A second student, named Newton, suggests that they take seriously the possibility that Flatcat is a sphere. In this scenario, their planet's surface is really curved, but the surveying teams just didn't notice the curvature, since they were close to the surface, and the surface was so big compared to them. They divided up the surface into a patchwork, and each patch was fairly small compared to the whole planet, so each patch was nearly flat. Since the patch is nearly flat, it makes sense to define an area vector that is perpendicular to it. In general, this is how we define the direction of an area vector, as shown in figure d. This only works if the areas are small. For instance, there would be no way to define an area vector for an entire sphere, since “outward” is in more than one direction.

If Flatcat is a sphere, then the inside of the sphere must be vast, and there is no way of knowing exactly how the charge is arranged below the surface. However, the survey teams all found that the electric field was approximately perpendicular to the surface everywhere, and that its strength didn't change very much from one location to another.
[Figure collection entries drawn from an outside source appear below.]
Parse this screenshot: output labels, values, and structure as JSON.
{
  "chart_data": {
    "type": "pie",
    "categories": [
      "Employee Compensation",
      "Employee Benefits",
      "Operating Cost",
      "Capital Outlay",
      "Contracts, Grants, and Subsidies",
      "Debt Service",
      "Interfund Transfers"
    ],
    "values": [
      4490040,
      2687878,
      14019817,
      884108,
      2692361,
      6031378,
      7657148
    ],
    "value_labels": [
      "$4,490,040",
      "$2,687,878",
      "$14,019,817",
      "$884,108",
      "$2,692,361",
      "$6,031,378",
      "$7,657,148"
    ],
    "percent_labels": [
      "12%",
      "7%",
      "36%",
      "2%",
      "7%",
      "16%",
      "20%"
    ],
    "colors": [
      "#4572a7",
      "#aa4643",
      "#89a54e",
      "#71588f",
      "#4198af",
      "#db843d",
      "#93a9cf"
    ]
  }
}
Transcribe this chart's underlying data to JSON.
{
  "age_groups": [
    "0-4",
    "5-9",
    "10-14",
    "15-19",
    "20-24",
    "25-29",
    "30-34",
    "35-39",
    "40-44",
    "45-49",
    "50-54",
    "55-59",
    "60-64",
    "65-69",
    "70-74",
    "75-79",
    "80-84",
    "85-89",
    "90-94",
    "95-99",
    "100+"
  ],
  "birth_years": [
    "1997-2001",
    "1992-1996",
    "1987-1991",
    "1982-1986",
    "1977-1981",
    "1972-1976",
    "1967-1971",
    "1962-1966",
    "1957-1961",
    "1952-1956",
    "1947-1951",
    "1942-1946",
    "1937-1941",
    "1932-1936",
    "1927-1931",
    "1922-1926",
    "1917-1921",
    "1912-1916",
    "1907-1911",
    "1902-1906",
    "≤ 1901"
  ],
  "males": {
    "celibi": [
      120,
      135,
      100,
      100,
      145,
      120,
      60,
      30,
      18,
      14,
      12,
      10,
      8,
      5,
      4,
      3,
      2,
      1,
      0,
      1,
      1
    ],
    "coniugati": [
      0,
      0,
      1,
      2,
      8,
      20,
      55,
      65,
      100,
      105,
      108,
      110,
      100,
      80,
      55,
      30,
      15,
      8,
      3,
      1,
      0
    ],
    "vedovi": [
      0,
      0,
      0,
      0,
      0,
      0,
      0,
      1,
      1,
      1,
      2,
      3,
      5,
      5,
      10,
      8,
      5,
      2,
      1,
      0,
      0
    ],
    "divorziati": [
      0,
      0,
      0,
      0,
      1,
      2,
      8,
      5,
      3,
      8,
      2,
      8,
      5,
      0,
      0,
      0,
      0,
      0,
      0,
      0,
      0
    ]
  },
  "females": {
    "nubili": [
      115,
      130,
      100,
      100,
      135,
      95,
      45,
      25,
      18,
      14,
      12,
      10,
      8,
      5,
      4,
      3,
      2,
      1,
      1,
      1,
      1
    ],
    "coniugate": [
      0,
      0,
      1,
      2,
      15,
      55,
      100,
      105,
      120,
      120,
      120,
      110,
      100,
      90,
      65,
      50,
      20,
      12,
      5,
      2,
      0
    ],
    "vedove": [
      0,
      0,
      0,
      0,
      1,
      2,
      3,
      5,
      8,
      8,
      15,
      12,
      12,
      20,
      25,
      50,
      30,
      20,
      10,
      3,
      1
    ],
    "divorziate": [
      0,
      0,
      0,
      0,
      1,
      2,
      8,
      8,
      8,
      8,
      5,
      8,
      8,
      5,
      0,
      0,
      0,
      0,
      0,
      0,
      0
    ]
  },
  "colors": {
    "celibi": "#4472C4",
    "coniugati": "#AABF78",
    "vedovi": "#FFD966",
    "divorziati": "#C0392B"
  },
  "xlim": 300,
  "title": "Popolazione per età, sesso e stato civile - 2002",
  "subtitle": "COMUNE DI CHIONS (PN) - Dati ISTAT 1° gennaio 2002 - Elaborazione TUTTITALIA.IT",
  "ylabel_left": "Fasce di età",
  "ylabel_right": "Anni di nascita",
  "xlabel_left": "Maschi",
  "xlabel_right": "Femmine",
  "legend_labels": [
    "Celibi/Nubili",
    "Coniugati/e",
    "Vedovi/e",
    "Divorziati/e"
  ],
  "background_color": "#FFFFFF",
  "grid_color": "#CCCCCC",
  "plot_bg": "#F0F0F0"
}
The simplest explanation is that the charge is all concentrated in one small lump at the center of the sphere. They have no way of knowing if this is really the case, but it's a hypothesis that allows them to see how much their 37 nC result would change if they assumed a different geometry. Making this assumption, Newton performs the following simple computation on a napkin. The field at the surface is related to the charge at the center by

$|\mathbf{E}| = \frac{kq_{total}}{r^2} ,$

where $$r$$ is the radius of Flatcat. The flux is then

$\Phi = \sum \mathbf{E}_j\cdot\mathbf{A}_j ,$

and since the $$\mathbf{E}_j$$ and $$\mathbf{A}_j$$ vectors are parallel, the dot product equals $$|\mathbf{E}_j||\mathbf{A}_j|$$, so

$\Phi = \sum \frac{kq_{total}}{r^2}|\mathbf{A}_j| .$

But the field strength is always the same, so we can take it outside the sum, giving

\begin{align*} \Phi &= \frac{kq_{total}}{r^2} \sum |\mathbf{A}_j| \ &= \frac{kq_{total}}{r^2} A_{total} \ &= \frac{kq_{total}}{r^2} 4\pi r^2 \ &= 4\pi kq_{total} . \end{align*}

Not only have all the factors of $$r$$ canceled out, but the result is the same as for a disk!

Everyone is pleasantly surprised by this apparent mathematical coincidence, but is it anything more than that? For instance, what if the charge wasn't concentrated at the center, but instead was evenly distributed throughout Flatcat's interior volume? Newton, however, is familiar with a result called the shell theorem (page 102), which states that the field of a uniformly charged sphere is the same as if all the charge had been concentrated at its center.10 We now have three different assumptions about the shape of Flatcat and the arrangement of the charges inside it, and all three lead to exactly the same mathematical result, $$\Phi = 4\pi kq_{total}$$. This is starting to look like more than a coincidence. In fact, there is a general mathematical theorem, called Gauss' theorem, which states the following:

For any region of space, the flux through the surface equals $$4\pi kq_{in}$$, where $$q_{in}$$ is the total charge in that region.

Don't memorize the factor of $$4\pi$$ in front --- you can rederive it any time you need to, by considering a spherical surface centered on a point charge.

Note that although region and its surface had a definite physical existence in our story --- they are the planet Flatcat and the surface of planet Flatcat --- Gauss' law is true for any region and surface we choose, and in general, the Gaussian surface has no direct physical significance. It's simply a computational tool.

Rather than proving Gauss' theorem and then presenting some examples and applications, it turns out to be easier to show some examples that demonstrate its salient properties. Having understood these properties, the proof becomes quite simple.

self-check:

Suppose we have a negative point charge, whose field points inward, and we pick a Gaussian surface which is a sphere centered on that charge. How does Gauss' theorem apply here?